Question

In: Accounting

What is a recent accounting rule change, and how does it affect financial statements as well...

What is a recent accounting rule change, and how does it affect financial statements as well as the effects on ratios? How would an investor who was not aware of this accounting rule be influenced by the financial statements .

Solutions

Expert Solution

The Financial Accounting Standards Board (FASB) has released four major updates to U.S. Generally Accepted Accounting Principles (GAAP). Four major policy updates have been identified an outlined in the 2018 GAAP Financial Reporting Taxonomy and 2018 SEC Reporting Taxonomy. They are the:-

1).Non-profit Standard:

Applies to a wide variety of organizations, including charities, educational institution foundations, and cultural, religious and trade-related nonprofits. Most notably, the updated standard will reduce the number of net asset classes from three to two: 1) net assets with donor restrictions, and 2) net assets without donor restrictions.


2).Revenue Recognition Standard:

It is expected to have a big impact on entities such as construction contractors, software companies, media companies, telecommunications providers, manufacturers, distributors and asset managers with other industries such as banking, insurance and healthcare moderately affected. This standard primarily affects the timing of revenue recognition.


3).Lease Standard:

Under current practice, many lease obligations (typically for real estate, vehicles or equipment) have no balance sheet impact as they are accounted for as operating leases with their payments included in an entity’s income statement as rent expense and disclosed in the notes.

For all leases with terms of more than 12 months, the revised standard requires right-to-use assets to be added to the assets section of the balance sheet and the present value of the related lease obligations to be included as liabilities. These changes could make lessees appear significantly more leveraged and cause unprepared entities to violate their loan covenants.

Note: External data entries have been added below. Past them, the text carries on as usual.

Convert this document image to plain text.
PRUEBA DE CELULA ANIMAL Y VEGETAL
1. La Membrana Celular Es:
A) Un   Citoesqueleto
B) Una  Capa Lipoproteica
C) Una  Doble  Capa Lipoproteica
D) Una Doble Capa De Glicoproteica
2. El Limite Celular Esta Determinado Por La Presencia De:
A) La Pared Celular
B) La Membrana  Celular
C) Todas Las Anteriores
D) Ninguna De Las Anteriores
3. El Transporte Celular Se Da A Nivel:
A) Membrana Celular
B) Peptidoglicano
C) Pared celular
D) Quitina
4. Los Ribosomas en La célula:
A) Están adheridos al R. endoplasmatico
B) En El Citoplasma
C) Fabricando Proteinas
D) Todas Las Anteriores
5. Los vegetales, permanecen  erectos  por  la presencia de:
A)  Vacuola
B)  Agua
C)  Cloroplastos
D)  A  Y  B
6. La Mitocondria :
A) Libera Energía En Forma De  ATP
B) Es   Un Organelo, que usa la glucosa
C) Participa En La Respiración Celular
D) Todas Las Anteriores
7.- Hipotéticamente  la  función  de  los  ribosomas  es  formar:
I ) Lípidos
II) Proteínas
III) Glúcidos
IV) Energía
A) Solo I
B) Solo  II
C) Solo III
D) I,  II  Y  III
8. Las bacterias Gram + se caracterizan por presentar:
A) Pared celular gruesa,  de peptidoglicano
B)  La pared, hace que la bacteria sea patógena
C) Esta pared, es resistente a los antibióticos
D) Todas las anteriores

Under the updated guidance, some long-term leasing arrangements, such as service contracts and contracts with third party manufacturers, may be difficult for entities to identify and assess who’s in control. The new standard will require management to make subjective judgments about these complex transactions.

4).Credit Loss Standard:

It applies primarily to banks, credit unions and other companies that provide financing to customers. Beyond traditional loans, the revised standard will affect such assets as debt securities, trade receivables, net investments in leases, off-balance-sheet credit exposures and reinsurance receivables.

Existing GAAP requires companies to report the amortized cost of credit losses using an “incurred loss” model. That model delays recognition until it’s “probable” that the financial institution has incurred a loss.

Effects:-

Impact is largely contingent on organizational specifics and the nature of a business organization. Retroactively modifying your accounting systems and collecting data can be cumbersome. They must employ far more resources than management teams anticipated.